Efforts to freshen up S'pore River area win recognition

Mr Wilson Tan, chairman of the Singapore River One - an organisation of business owners - has won the Place Champion award.
Mr Wilson Tan, chairman of the Singapore River One - an organisation of business owners - has won the Place Champion award.

Once known for its touts and drunks, the Singapore River area has had its image cleaned over the past three years.

Touting along Boat Quay has gone down, a pedestrian-friendly Circular Road has drawn more crowds, and murals have been installed in the underpasses along the river to give them a fresh look.

These initiatives by the Singapore River One (SRO) - an organisation comprising business owners - won its chairman Wilson Tan, 57, the Place Champion award yesterday.

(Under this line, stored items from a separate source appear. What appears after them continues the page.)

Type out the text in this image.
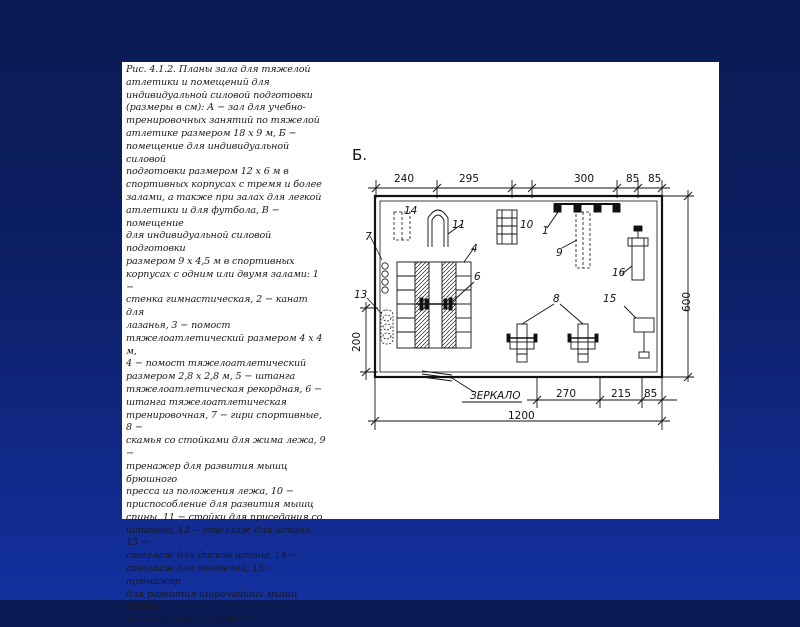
Рис. 4.1.2. Планы зала для тяжелой
атлетики и помещений для
индивидуальной силовой подготовки
(размеры в см): А − зал для учебно-
тренировочных занятий по тяжелой
атлетике размером 18 х 9 м, Б −
помещение для индивидуальной силовой
подготовки размером 12 х 6 м в
спортивных корпусах с тремя и более
залами, а также при залах для легкой
атлетики и для футбола, В − помещение
для индивидуальной силовой подготовки
размером 9 х 4,5 м в спортивных
корпусах с одним или двумя залами: 1 −
стенка гимнастическая, 2 − канат для
лазанья, 3 − помост
тяжелоатлетический размером 4 х 4 м,
4 − помост тяжелоатлетический
размером 2,8 х 2,8 м, 5 − штанга
тяжелоатлетическая рекордная, 6 −
штанга тяжелоатлетическая
тренировочная, 7 − гири спортивные, 8 −
скамья со стойками для жима лежа, 9 −
тренажер для развития мышц брюшного
пресса из положения лежа, 10 −
приспособление для развития мышц
спины, 11 − стойки для приседания со
штангой, 12 − стеллаж для штанг, 13 −
стеллаж для дисков штанг, 14 −
стеллаж для гантелей, 15 − тренажер
для развития широчайших мышц спины,
16 − тренажер "гребля"
Б.
240	295	300	85 85
600
200
14
11	10 1
9
16
7
13
4
6
8	15
ЗЕРКАЛО	270	215 85
1200
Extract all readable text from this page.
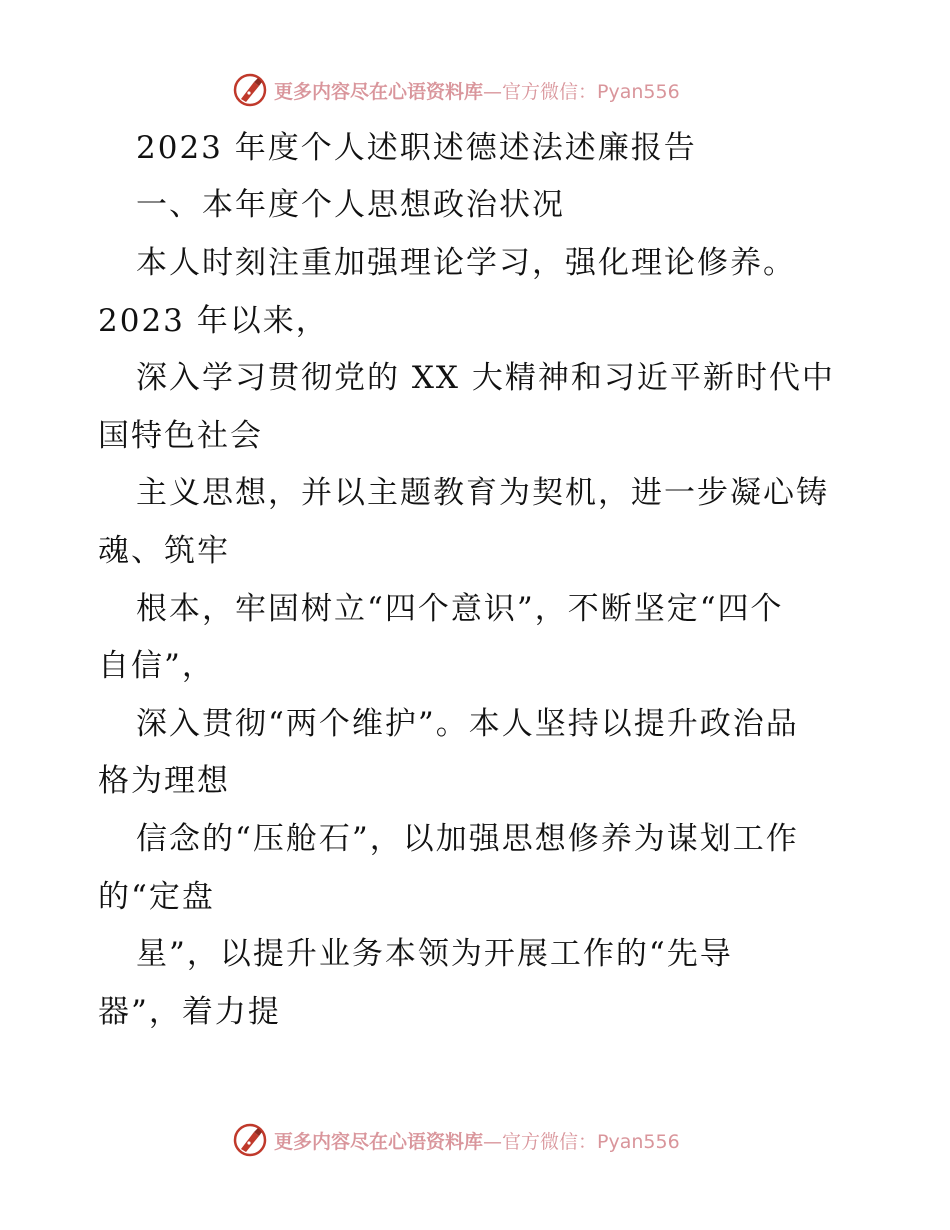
更多内容尽在心语资料库—官方微信：Pyan556
2023 年度个人述职述德述法述廉报告
一、本年度个人思想政治状况
本人时刻注重加强理论学习，强化理论修养。
2023 年以来，
深入学习贯彻党的 XX 大精神和习近平新时代中
国特色社会
主义思想，并以主题教育为契机，进一步凝心铸
魂、筑牢
根本，牢固树立“四个意识”，不断坚定“四个
自信”，
深入贯彻“两个维护”。本人坚持以提升政治品
格为理想
信念的“压舱石”，以加强思想修养为谋划工作
的“定盘
星”，以提升业务本领为开展工作的“先导
器”，着力提
更多内容尽在心语资料库—官方微信：Pyan556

The award is given out by the Place Management Coordinating Forum (PMCF), an inter-agency group comprising the National Arts Council, National Heritage Board, Singapore Tourism Board, Urban Redevelopment Authority, National Parks Board and Sports Singapore.

The award recognises individuals from the private sector who have made significant contributions to their respective precincts through place management.

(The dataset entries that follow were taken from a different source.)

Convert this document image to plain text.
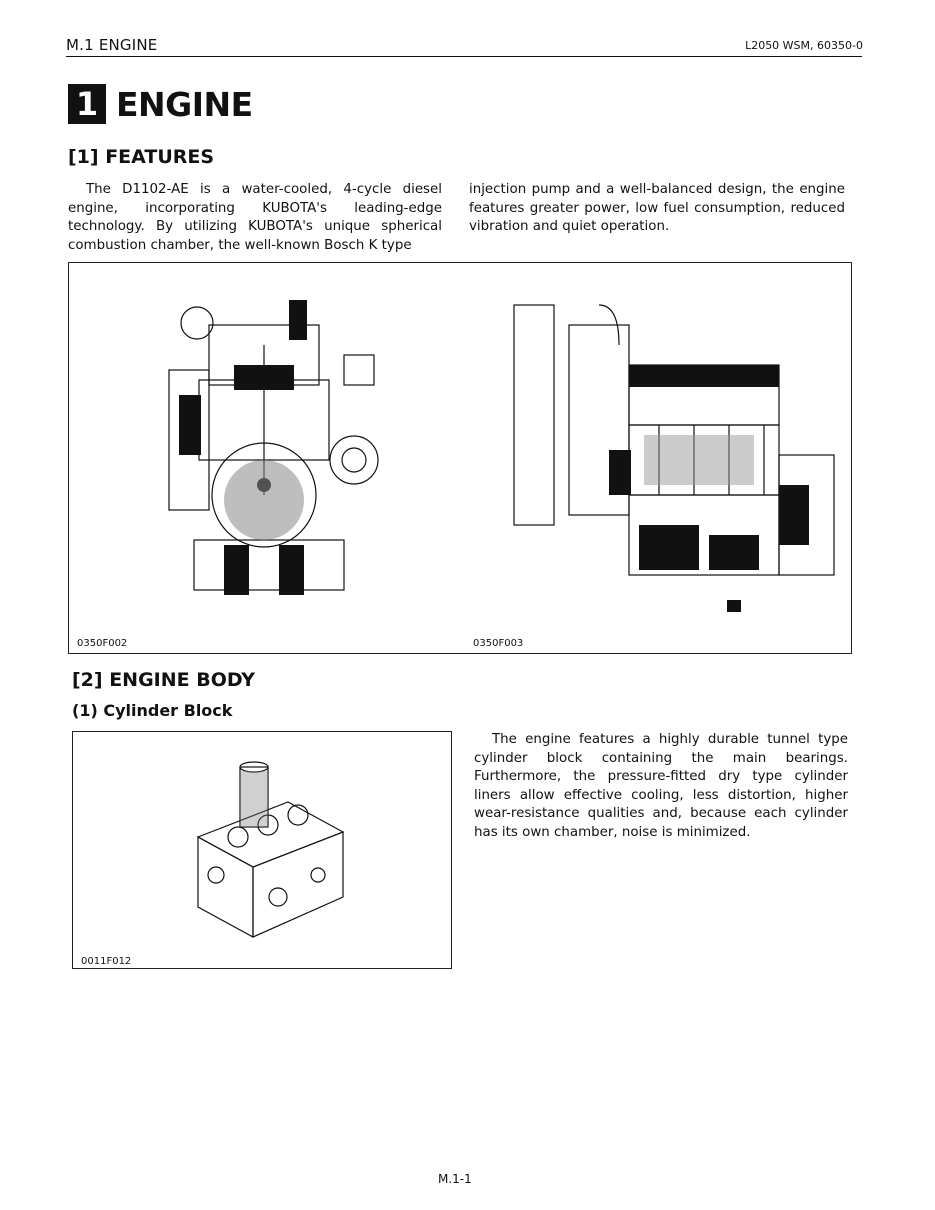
M.1 ENGINE	L2050 WSM, 60350-0
1 ENGINE
[1] FEATURES
The D1102-AE is a water-cooled, 4-cycle diesel engine, incorporating KUBOTA's leading-edge technology. By utilizing KUBOTA's unique spherical combustion chamber, the well-known Bosch K type
injection pump and a well-balanced design, the engine features greater power, low fuel consumption, reduced vibration and quiet operation.
0350F002	0350F003
[2] ENGINE BODY
(1) Cylinder Block
0011F012
The engine features a highly durable tunnel type cylinder block containing the main bearings. Furthermore, the pressure-fitted dry type cylinder liners allow effective cooling, less distortion, higher wear-resistance qualities and, because each cylinder has its own chamber, noise is minimized.
M.1-1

More people visited Boat Quay, Robertson Quay and Clarke Quay last year. Footfall to the area was 1.5 million a week, up 16 per cent from the 1.3 million weekly in 2013, according to SRO.

"Mr Tan's passion to transform the Singapore River precinct into a unique destination is evident in the various initiatives he has driven," said Mr Ng Lang, chief executive of the Urban Redevelopment Authority and chairman of PMCF.

He added: "Although SRO is a fairly young association, it has demonstrated its capabilities to lead stakeholders to boost the attractiveness and competitiveness of the precinct." SRO, which has 65 members, started with 20 members in 2012. Getting the roughly 500 property owners and 700 business operators in the area to work towards one vision "was tough", said Mr Tan, who is also chief executive of CapitaLand Mall Trust Management.

SRO's management went door to door to convince a "very disparate" group to think long-term, he said. "They were evangelists. They were going out to share the vision that the Singapore River is... for every visitor and it's a place that we can call our heritage."

Their efforts to liven up the Singapore River led to notable successes. Foot traffic to Circular Road grew by 45 per cent since November 2013, when a plan to turn it car-free on weekend nights took off.

Next year, Boat Quay will undergo a $5 million makeover to make it less cluttered and more friendly to visitors, a project proposed by SRO and funded fully by the URA.

From Oct 23 to 25, the organisation will hold, for the first time, the Singapore River Festival, a carnival featuring a troupe from Spain similar to the Canadian circus arts act, Cirque du Soleil, said Mr Tan.

Going forward, SRO hopes to involve more stakeholders, he said. "What we've been able to get is a little bit of groundswell, of a sense of ownership of the place itself. The best is yet to come."